Open Skype.exe → Login → Download attachment (text document) → View attachment → Close attachment
Command to tail docker logs:
sudo docker logs -f orientdb --tail 20
Looking at the logs in real time, there were two lines that were related to what I was doing:
- System > smss.exe > smss.exe > winlogon.exe > userinit.exe > explorer.exe > Skype-188.8.131.52.exe > Skype-184.108.40.206.tmp > Skype.exe
- System > smss.exe > smss.exe > winlogon.exe > userinit.exe > explorer.exe > Skype-220.127.116.11.exe > Skype-18.104.22.168.tmp > Skype.exe > notepad.exe
The first bullet point is when I opened Skype while the second bullet point is when I opened the text document in Skype.

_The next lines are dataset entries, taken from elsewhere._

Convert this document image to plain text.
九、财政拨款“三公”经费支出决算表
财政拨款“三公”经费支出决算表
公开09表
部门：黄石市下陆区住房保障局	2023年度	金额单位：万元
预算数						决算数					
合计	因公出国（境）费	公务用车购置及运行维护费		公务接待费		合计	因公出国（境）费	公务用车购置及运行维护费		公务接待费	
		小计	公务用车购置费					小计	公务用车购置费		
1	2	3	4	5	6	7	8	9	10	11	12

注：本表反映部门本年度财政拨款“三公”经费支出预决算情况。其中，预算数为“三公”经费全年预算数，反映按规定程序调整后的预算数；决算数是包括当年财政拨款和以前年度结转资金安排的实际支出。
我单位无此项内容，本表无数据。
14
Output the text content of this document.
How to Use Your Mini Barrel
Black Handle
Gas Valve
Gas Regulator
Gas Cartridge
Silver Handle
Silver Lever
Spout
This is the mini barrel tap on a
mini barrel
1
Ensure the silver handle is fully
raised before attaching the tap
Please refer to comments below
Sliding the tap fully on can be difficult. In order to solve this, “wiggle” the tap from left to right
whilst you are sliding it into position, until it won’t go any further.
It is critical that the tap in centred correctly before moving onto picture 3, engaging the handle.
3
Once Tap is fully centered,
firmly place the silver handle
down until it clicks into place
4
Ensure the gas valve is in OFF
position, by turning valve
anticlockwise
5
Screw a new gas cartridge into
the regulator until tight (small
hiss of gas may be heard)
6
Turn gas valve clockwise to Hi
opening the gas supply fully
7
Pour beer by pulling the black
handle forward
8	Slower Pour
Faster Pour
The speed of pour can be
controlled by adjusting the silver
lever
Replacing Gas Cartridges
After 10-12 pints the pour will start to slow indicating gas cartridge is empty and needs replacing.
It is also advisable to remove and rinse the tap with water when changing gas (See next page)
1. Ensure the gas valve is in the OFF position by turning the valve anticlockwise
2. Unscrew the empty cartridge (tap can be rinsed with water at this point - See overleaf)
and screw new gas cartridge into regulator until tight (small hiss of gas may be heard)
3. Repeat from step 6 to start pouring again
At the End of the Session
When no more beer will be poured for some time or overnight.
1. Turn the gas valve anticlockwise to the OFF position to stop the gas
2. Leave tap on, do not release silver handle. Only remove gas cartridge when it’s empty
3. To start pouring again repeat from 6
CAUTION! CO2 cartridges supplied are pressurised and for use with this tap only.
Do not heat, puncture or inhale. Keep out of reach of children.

Process sequence lineage visualization in OrientDB:
Diving deeper into notepad.exe:
A lot of nodes/edges just from one notepad.exe. Let's look into what the nodes/edges means:
Watchlist: Placed in watchlist because of unusual process sequence (related to Wekan frontend, explanation in Wekan section below), needs to be investigated
ActedOn: Tracks the user action that was done on notepad.exe e.g. Left click to open notepad
SwitchedFrom/SwitchedTo: Foreground transition between notepad.exe and skype.exe (notepad.exe switched to skype.exe, because I closed the notepad)
SequenceSighted: Same process sequence found in ProcessCreation
LastForeground: Last foreground process in the sequence
FollowedBy: Timed-order presentation of the process
AddedTo: Process was added to a case, likely means needs to be investigated
ParentOf: A child process was created from a parent process i.e. Skype.exe is a ParentOf notepad.exe
Looking at Wekan front-end, I noticed that the process creation of notepad.exe was labelled with the tag "Unusual Process Sequence".
This is because of the uncommon sequence that lead to the creation of notepad.exe. The usual/normal process sequence would likely be System > smss.exe > ... > explorer.exe > notepad.exe. However, because I downloaded and opened the file from Skype, it resulted in this unusual/out of the ordinary process sequence (explorer.exe > Skype.exe > Skype.tmp > Skype.exe > notepad.exe). Hence, notepad.exe got flagged out by OpenEDR. For such cases, we would need to further investigate to determine if the process is benign or malicious. If no network communication was made i.e. External & Internal Network Activities list are empty and no activities was done by the process i.e. Activities of .exe list is empty, then it likely means that it is a benign process.
After I logged into gmail and downloaded the docx file, I queried in OrientDB Select From FileCreate where Image like "%msedge.exe%". The two entries that returned shows that the docx file was created from a download in msedge.exe as seen from the parameters Image name and TargetFilename.
Looking at the first entry, I noticed that the TargetFilename contained a ":Zone.Identifier" extension. The text after the colon is an identifier for an "Alternate Data Stream". ADS is used to store meta-information about the file. In this case, the zone identifier stores whether the file was downloaded from the Internet. Zone.Identifier files are generated automatically when a file is downloaded from the Internet.